Q39. Can you reduce dictionary cost by ordering type parameters?¶
Short: No — the order does not affect runtime cost, only readability.
Long: The dictionary is keyed by the combination of types, not the order of parameters. Reordering for readability is fine; for performance it is irrelevant.
Q40. How would you write a CI check that fails when a generic function regresses?¶
Short: Run go test -bench with -count, capture into a file, compare with benchstat, fail if delta exceeds threshold.

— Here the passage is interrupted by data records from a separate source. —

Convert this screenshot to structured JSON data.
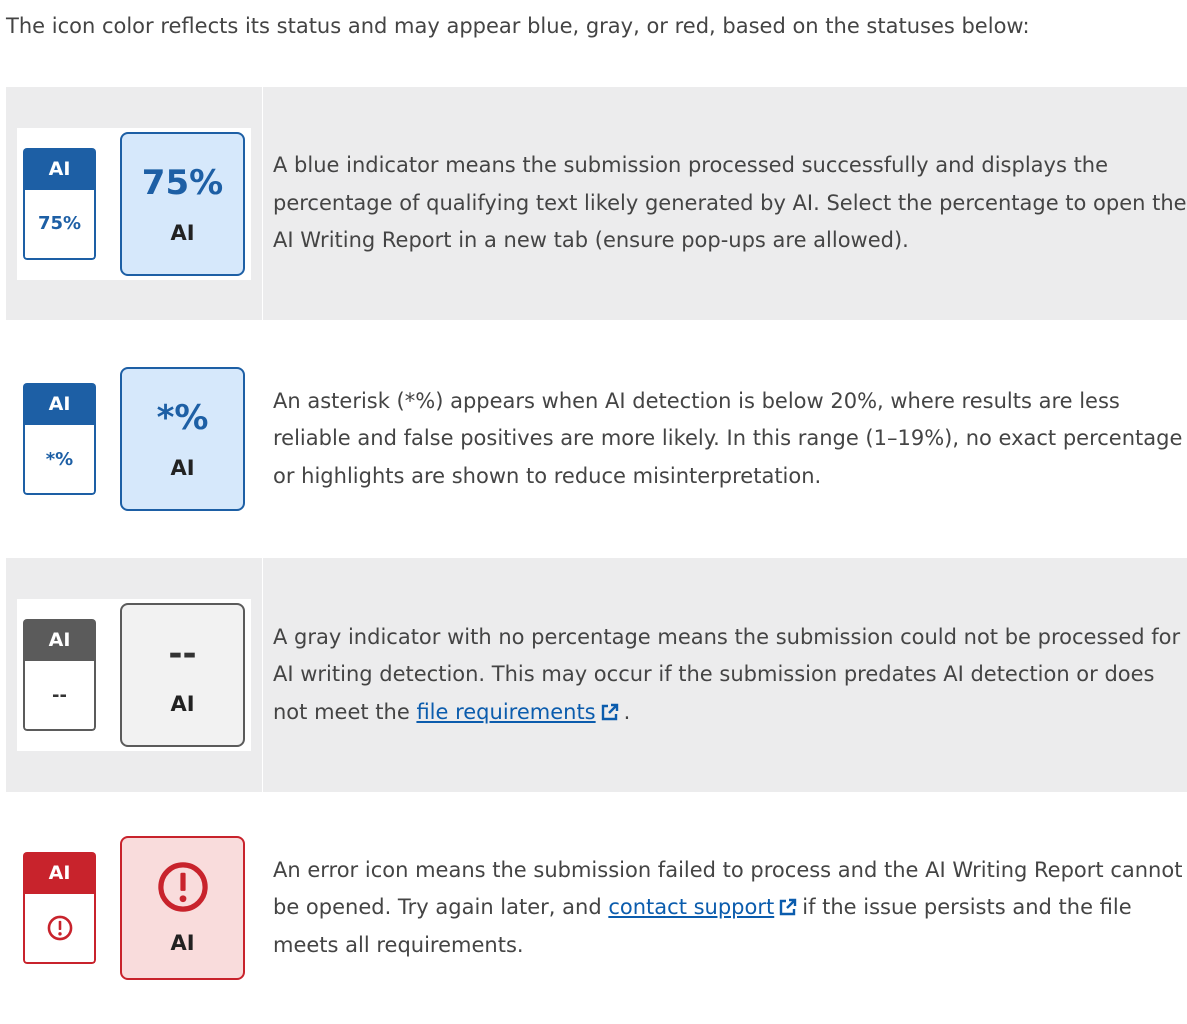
{
  "intro": "The icon color reflects its status and may appear blue, gray, or red, based on the statuses below:",
  "rows": [
    {
      "small_icon": {
        "header": "AI",
        "value": "75%"
      },
      "large_icon": {
        "value": "75%",
        "label": "AI"
      },
      "description": {
        "text": "A blue indicator means the submission processed successfully and displays the percentage of qualifying text likely generated by AI. Select the percentage to open the AI Writing Report in a new tab (ensure pop-ups are allowed)."
      }
    },
    {
      "small_icon": {
        "header": "AI",
        "value": "*%"
      },
      "large_icon": {
        "value": "*%",
        "label": "AI"
      },
      "description": {
        "text": "An asterisk (*%) appears when AI detection is below 20%, where results are less reliable and false positives are more likely. In this range (1–19%), no exact percentage or highlights are shown to reduce misinterpretation."
      }
    },
    {
      "small_icon": {
        "header": "AI",
        "value": "--"
      },
      "large_icon": {
        "value": "--",
        "label": "AI"
      },
      "description": {
        "text": "A gray indicator with no percentage means the submission could not be processed for AI writing detection. This may occur if the submission predates AI detection or does not meet the",
        "link": "file requirements",
        "after": "."
      }
    },
    {
      "small_icon": {
        "header": "AI"
      },
      "large_icon": {
        "label": "AI"
      },
      "description": {
        "text": "An error icon means the submission failed to process and the AI Writing Report cannot be opened. Try again later, and",
        "link": "contact support",
        "after": "if the issue persists and the file meets all requirements."
      }
    }
  ]
}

Long: Use a baseline file checked into the repository (or computed from main). Run benchstat between baseline and PR. Fail if any benchmark crosses a configurable threshold (e.g., +5%). Many teams pair this with a pprof regression check on a canary deploy.
Summary¶
Memorize the short answers for fluency. Practice the long answers for depth. The most common interview themes are:
- GC shape stenciling vs monomorphization vs erasure
- Dictionary cost on pointer-shape generics
slices.Sortoutperformingsort.Slice- When generics are slower than
interface{}(rare cases) - Tooling:
pprof,-gcflags=-m, PGO - Migration strategies and CI gating
A confident candidate explains the trade-offs, not just the syntax. They cite the design documents, name the tooling, and reach for benchmarks before opinions.